The debate of national sovereignty versus the regional balance of power

  • Ukraine considers its right to join NATO and more close relations with Europe a matter of national Sovereignty.
  • Russia sees Ukraine’s relations with Europe, a conspiracy to upset the balance of power in the region.

Russia Ukraine Conflict and the World

1. Risk of War

  • Russia’s invasion of Ukraine can cause a full-scale war between Russia and Ukraine (Backed by Western Bloc)

2. Pandemic versus Regional Conflict

  • Such issues create a diversion with respect to the needs of the hour, which is, in today’s time, total focus on post covid recovery and vaccination.

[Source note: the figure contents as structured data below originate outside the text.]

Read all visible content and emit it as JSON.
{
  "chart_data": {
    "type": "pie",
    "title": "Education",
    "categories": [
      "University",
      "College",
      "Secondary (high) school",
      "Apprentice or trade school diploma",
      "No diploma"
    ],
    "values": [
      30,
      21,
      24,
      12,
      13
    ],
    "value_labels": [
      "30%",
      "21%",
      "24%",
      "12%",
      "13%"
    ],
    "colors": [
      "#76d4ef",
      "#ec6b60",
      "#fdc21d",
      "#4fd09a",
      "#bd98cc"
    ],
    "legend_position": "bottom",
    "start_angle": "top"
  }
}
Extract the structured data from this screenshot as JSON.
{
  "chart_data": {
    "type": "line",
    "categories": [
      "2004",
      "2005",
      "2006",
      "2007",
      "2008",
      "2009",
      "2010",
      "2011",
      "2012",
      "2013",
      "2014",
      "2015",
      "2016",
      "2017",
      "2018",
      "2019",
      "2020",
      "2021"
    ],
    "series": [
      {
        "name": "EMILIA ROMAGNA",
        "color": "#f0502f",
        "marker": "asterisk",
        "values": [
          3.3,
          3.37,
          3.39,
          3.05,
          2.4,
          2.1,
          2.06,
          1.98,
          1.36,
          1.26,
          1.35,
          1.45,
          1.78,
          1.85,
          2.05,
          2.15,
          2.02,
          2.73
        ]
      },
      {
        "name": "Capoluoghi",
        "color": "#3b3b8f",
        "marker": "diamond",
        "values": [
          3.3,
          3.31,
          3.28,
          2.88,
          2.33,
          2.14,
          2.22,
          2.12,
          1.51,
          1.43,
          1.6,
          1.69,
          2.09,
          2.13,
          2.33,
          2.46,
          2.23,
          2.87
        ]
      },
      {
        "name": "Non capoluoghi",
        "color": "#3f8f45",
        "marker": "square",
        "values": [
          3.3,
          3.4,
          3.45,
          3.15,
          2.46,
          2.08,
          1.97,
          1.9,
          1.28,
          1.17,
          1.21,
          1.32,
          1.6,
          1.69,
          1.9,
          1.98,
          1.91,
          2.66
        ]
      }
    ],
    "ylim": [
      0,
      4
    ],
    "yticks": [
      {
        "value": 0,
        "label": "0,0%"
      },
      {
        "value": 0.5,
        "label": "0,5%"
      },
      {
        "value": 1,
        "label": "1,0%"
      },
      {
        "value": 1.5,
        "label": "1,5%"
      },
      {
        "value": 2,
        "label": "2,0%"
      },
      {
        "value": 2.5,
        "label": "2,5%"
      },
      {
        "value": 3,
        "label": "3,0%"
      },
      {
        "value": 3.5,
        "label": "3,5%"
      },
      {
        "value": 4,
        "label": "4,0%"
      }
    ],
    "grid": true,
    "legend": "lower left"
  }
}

3. The risk of a New Cold War

  • Such conflict can once again divide the world in separate blocks fighting for their sphere of influence.

Indian Interests

1. Relations with Both Countries

  • Russia is a major partner of India. 
  • India has good relations with Ukraine in various fields ranging from economic, people-to-people contact, and even in the space domain.

2. Connectivity Plans

  •  War in the region can hamper India’s plan to connect to Eastern Europe via INSTC.

3. China’s Benefit

  • These conflicts push Russia more towards China, who is is pushing its own agenda via linking this issue you with indo-pacific groupings such as Quad and AUKUS.

4. Other

  • Indian students in Russia and Ukraine.
  • Risk of upsetting one by siding with another.
  • Crisis of Diplomacy: idealism versus Realism.

Way Forward

  1. Diplomacy should be the way forward instead of conflict.
  2. Dialogue between the conflicting parties should be limited to those whose interests are at stake and should not be used by others to push their interests.
  3. Russian fears should not be ignored. In today’s connected world, national sovereignty cannot be the cause for upsetting the world order, as everyone depends on everyone else.
  4. Use of diplomatic language instead of prophecies of World War and making it a self-fulfilling prophecy.
  5. Countries with good relations with both, like India, should push both for talks.

NATO

  • North Atlantic Treaty 
  • The military alliance between 27 European, 2 North American, and 1 Eurasian country.
  • Treaty of collective defense and security.
  • Came into existence during Post-World War 2 times, to counter the growing Soviet Union influence.
  • Founded in 1949, in Washington DC (USA)

 OSCE

  • Organization for Security and Cooperation in Europe
  • World’s largest security-oriented intergovernmental organization and has observer status at UN.
  • The mandate includes issues related to arms control, human rights protection, freedom of the press, and free and fair elections.

Minsk Protocol

  • An agreement that sought to end the war in the Donbas region of Ukraine.